Suelo decir de LA ABADÍA (Fernández de los Ríos, 42 ; ttp://www.teatroabadia.com/) que si se viene a Madrid y se quiere acompañar la visita de una sesión de teatro, sin tener muchas referencias te presentas en La Abadía, compras la entrada de la obra que estén dando, la ves y habrás presenciado una estupenda obra. Partiendo de esta base Invernadero es estupenda y la factura de producción excelente (pero…, sí, algún pero tiene).

Se abre el telón y… (perdón, no hay telón, una bonita tradición que se pierde por momentos)…
Se enciende todo y… aparece un hospital psiquiátrico de los de antes (o ahora). Suena «One Horse Open Sleigh» (me entenderán mejor si digo “Jingle bells”, no hará falta decir que se trata de un villancico, y antes, en la oscuridad, sonó solemne “God Save the Queen”). Yo soy de los que odian los villancicos cuando no es Navidad (últimamente los odio también cuando es Navidad). Está bien elegida la música porque es el día de Nochebuena pero el ambiente es pretendidamente nada navideño. Inmediatamente nos vamos a sumergir en la dialéctica de Pinter, que fue un dramaturgo inglés nacido y vivido en el siglo XX que envejeció, recibió el Nobel y murió en el XXI. Los diálogos son aparentemente realistas pero te van llevando adonde quiere llevarte el autor sin que nadie lo pueda evitar, al sin sentido, al universo absurdo, casi dócilmente, como tratan a los enfermos de este centro.

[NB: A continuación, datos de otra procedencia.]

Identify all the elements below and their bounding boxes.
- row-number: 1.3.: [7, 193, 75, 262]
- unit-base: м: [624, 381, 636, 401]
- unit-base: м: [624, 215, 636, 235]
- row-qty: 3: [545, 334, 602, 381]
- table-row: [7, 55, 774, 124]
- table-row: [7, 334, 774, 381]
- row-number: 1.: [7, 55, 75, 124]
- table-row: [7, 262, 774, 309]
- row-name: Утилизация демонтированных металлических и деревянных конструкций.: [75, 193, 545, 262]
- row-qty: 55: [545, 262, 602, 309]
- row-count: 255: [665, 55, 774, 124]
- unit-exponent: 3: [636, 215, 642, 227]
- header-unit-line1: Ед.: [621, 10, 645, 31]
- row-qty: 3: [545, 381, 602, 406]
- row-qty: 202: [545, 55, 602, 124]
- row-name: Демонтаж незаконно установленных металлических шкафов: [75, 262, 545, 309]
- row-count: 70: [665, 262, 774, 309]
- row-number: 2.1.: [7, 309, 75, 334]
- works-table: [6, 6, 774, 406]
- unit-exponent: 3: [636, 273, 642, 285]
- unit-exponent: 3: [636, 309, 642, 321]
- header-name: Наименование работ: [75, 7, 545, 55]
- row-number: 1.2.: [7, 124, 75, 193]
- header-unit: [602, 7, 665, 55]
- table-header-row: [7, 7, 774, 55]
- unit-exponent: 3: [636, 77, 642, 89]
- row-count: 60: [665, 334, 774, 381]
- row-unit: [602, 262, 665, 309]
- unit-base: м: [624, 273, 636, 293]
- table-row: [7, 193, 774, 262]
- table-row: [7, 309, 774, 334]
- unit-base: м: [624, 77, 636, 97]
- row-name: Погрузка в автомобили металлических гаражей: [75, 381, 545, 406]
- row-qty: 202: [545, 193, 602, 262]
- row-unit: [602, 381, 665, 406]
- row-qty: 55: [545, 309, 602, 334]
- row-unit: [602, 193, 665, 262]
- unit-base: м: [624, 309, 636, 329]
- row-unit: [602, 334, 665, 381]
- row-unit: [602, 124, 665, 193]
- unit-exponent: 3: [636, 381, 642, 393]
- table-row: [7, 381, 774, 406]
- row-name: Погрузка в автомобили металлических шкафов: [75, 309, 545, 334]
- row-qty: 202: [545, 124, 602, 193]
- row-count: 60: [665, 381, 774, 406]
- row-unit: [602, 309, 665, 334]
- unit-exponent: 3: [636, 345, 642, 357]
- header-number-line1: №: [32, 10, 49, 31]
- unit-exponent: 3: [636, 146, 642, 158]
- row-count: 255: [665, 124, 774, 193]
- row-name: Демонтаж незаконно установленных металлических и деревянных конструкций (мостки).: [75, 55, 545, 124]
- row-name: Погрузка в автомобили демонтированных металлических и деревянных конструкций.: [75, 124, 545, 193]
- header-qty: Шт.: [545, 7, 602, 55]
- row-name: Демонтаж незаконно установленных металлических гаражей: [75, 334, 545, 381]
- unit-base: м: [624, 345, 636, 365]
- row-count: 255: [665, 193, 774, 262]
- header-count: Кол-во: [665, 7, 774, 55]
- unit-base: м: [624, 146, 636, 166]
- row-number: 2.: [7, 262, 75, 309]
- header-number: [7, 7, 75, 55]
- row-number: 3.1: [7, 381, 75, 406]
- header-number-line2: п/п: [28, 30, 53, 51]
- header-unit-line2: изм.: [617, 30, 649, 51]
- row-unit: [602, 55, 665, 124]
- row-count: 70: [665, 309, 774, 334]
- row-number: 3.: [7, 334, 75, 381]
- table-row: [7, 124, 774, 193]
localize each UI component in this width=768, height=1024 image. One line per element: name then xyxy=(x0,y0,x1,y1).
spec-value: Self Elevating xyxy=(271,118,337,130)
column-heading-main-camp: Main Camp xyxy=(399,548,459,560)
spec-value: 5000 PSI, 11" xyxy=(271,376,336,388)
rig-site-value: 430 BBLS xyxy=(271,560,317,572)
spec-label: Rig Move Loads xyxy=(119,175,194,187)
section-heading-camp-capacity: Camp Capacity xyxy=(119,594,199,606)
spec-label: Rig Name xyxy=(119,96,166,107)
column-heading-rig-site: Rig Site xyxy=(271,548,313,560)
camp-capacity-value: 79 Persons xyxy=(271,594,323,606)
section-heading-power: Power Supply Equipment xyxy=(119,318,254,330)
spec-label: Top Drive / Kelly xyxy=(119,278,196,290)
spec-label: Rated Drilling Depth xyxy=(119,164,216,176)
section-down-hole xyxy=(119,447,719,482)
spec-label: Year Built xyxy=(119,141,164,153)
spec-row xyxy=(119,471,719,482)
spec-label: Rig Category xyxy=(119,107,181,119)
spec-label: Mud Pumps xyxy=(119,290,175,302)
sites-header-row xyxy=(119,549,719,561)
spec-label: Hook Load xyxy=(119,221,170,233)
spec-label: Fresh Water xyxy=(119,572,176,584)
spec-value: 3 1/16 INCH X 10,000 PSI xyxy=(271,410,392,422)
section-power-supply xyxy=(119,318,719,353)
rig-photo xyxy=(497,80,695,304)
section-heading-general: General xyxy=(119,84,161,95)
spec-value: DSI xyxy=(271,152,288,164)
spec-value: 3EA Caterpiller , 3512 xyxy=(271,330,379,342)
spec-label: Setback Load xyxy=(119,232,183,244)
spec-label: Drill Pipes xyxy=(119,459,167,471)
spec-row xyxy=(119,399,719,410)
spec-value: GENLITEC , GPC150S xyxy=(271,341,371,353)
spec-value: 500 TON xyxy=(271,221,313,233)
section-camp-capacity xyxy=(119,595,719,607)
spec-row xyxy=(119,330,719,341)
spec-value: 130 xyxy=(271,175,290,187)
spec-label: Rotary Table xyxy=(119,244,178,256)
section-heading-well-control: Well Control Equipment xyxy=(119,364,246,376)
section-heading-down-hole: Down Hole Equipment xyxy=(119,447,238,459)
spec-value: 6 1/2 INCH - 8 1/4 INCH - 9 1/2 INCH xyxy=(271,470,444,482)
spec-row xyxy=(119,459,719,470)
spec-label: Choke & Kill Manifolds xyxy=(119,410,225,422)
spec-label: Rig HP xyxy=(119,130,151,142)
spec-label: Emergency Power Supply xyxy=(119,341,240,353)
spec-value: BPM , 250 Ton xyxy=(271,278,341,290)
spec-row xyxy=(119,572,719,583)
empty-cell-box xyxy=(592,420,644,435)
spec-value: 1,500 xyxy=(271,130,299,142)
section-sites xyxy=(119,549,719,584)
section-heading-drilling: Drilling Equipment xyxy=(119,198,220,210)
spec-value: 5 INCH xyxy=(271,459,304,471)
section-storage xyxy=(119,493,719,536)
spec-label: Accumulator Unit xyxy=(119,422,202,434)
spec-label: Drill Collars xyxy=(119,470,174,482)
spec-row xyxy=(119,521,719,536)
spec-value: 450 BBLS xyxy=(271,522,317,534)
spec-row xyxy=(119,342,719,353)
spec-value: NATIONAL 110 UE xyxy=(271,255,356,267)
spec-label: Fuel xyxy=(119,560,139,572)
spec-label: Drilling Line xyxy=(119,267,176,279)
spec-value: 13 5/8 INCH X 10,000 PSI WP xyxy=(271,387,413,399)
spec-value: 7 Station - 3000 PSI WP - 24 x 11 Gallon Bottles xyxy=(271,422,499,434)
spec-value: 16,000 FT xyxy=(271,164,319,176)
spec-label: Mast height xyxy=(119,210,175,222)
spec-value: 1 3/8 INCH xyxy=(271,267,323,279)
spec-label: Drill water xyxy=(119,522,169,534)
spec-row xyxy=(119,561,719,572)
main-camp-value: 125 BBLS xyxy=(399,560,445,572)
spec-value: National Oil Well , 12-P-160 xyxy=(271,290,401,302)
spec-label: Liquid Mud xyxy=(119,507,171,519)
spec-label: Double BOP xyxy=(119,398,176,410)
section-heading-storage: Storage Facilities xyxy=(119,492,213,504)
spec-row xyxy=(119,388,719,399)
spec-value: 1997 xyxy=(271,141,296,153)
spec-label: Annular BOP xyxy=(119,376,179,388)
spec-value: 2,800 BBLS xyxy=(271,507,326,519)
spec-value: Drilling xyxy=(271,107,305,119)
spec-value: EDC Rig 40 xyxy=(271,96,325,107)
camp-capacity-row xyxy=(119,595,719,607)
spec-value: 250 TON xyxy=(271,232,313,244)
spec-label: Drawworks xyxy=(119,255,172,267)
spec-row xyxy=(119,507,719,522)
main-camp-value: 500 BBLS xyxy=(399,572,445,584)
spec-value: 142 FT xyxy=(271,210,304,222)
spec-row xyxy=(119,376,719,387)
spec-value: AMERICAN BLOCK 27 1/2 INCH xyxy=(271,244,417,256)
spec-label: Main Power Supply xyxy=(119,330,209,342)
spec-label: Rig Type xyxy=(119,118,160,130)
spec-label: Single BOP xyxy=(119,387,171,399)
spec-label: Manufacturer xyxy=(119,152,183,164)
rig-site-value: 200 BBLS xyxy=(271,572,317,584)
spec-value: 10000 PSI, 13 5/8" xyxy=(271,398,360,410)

Uno de ellos ha muerto y otra se ha quedado embarazada. No sabemos realmente de qué murió él (o lo sabemos pero no lo terminamos de creer) ni sabemos quién la embarazó (a ella, claro). Luego dirán que ya saben quién fue (pero tampoco terminamos de creerlo). Y de repente recordé a Edipo Rey persiguiendo al culpable. Se trata de explicar de forma casi doméstica, rutinaria, hechos de por sí dramáticos y que perfectamente podrían tener su versión violenta.

El director de esta obra (que es Mario Gas) y los actores (todos excelentes, consultar ficha artística) son Pinter y nos llevan por donde quiere Pinter (o ellos, o sus circunstancias). Y de repente te sorprendes riéndote de algo que seguramente sea un drama poco risible. Y te vuelves a reír. Y te sigues dejando llevar. Y pasan cosas que tú no entiendes y te das cuenta de que lo que pasa es que tú mismo no quieres entender. Y en el meollo no sabes bien quién está loco y quién oficialmente no lo está. Ni si está pasando lo que dicen que está pasando. Por no saber no sabes quién manda aquí (el doctor Roote, que interpreta Gonzalo de Castro, dice ser el jefe de todo ello pero no lo terminas de creer). Y te sorprendes disfrutando de una obra de LA ABADÍA (el momento "scotch", deliciosamente desternillante).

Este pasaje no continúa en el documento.